You are viewing a plain text version of this content. The canonical link for it is here.
Posted to dev@httpd.apache.org by "William A. Rowe Jr." <wr...@rowe-clan.net> on 2012/01/09 07:29:10 UTC

Style rule change?

On 1/8/2012 12:04 PM, Guenter Knauf wrote:
> on the other side: I've asked me already often if we shouldnt increase the maxchar/line; I
> believe that would in many cases greatly increase readability ...
> and honestly: who the heck does nowadays work on a 80-line terminal??

Frequently on unix and windows.  I haven't yet committed the time to
try working on a headless windows server 2008, however :)  My text
editor windows all default to 81 cols to avoid just this issue.

> isn't that a relic inherited from stone-time? I would be fine with f.e. 110 or 120 chars/line.

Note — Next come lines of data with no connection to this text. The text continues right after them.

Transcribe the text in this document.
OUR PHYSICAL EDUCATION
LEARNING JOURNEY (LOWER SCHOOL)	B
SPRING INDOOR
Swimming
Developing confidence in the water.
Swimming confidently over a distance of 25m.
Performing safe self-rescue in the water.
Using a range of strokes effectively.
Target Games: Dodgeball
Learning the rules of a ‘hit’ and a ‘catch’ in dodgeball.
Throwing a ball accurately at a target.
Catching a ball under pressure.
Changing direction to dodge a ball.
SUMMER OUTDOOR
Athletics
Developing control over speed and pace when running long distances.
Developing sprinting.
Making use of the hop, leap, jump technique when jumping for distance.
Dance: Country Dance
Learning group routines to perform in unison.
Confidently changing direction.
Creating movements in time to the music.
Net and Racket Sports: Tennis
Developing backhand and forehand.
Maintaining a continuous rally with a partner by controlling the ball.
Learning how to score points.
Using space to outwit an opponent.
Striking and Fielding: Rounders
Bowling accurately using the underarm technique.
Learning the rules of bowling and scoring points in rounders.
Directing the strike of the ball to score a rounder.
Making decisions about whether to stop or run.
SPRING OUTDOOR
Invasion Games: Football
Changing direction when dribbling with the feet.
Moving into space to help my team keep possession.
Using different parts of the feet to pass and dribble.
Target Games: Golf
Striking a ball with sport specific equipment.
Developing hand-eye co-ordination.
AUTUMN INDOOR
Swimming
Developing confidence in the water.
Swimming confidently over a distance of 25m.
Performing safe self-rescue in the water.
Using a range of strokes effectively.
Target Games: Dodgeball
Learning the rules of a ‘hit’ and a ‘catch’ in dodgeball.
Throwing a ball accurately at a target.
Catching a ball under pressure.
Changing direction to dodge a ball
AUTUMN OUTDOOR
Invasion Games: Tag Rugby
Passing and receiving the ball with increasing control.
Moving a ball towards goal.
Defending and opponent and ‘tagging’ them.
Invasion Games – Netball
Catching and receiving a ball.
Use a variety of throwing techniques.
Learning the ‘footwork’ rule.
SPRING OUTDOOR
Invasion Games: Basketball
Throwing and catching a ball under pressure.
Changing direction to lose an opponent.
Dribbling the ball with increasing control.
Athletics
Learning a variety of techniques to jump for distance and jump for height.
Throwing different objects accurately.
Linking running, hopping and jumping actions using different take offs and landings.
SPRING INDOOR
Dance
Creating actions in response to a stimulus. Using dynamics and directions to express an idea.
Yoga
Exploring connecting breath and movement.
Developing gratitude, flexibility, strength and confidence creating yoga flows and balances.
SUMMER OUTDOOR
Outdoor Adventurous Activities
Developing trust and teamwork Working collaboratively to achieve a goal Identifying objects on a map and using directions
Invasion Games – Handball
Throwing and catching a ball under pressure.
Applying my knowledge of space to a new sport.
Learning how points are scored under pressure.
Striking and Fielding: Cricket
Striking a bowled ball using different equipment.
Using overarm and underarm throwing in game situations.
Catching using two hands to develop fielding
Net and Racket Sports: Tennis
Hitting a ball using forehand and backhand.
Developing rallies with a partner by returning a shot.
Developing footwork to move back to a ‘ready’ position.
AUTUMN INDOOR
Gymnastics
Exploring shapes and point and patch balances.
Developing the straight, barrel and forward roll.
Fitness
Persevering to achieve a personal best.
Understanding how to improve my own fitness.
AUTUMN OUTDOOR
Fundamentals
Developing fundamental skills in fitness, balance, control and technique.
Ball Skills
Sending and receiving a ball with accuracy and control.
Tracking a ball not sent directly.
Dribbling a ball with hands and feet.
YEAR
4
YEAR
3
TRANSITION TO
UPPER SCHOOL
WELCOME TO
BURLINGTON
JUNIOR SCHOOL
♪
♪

Is a limit even appropriate anymore?  On what basis?  132 chars is one
standard that could be applied.  Perhaps a precommit filter to avoid
issues in the future?

Re: Style rule change?

Posted by HyperHacker <hy...@gmail.com>.
On Sun, Jan 8, 2012 at 23:29, William A. Rowe Jr. <wr...@rowe-clan.net> wrote:
> On 1/8/2012 12:04 PM, Guenter Knauf wrote:
>> on the other side: I've asked me already often if we shouldnt increase the maxchar/line; I
>> believe that would in many cases greatly increase readability ...
>> and honestly: who the heck does nowadays work on a 80-line terminal??
>
> Frequently on unix and windows.  I haven't yet committed the time to
> try working on a headless windows server 2008, however :)  My text
> editor windows all default to 81 cols to avoid just this issue.
>
>> isn't that a relic inherited from stone-time? I would be fine with f.e. 110 or 120 chars/line.
>
> Is a limit even appropriate anymore?  On what basis?  132 chars is one
> standard that could be applied.  Perhaps a precommit filter to avoid
> issues in the future?

I can nicely fit 3 editor windows at 80 columns on my screen. It's very handy.

-- 
Sent from my toaster.

Re: Style rule change?

Posted by Ruediger Pluem <rp...@apache.org>.

William A. Rowe Jr. wrote:
> On 1/8/2012 12:04 PM, Guenter Knauf wrote:
>> on the other side: I've asked me already often if we shouldnt increase the maxchar/line; I
>> believe that would in many cases greatly increase readability ...
>> and honestly: who the heck does nowadays work on a 80-line terminal??
> 
> Frequently on unix and windows.  I haven't yet committed the time to
> try working on a headless windows server 2008, however :)  My text
> editor windows all default to 81 cols to avoid just this issue.
> 
>> isn't that a relic inherited from stone-time? I would be fine with f.e. 110 or 120 chars/line.
> 
> Is a limit even appropriate anymore?  On what basis?  132 chars is one
> standard that could be applied.  Perhaps a precommit filter to avoid
> issues in the future?
> 

I think we should stick with the 80 chars/line for email and multiple terminals in parallel.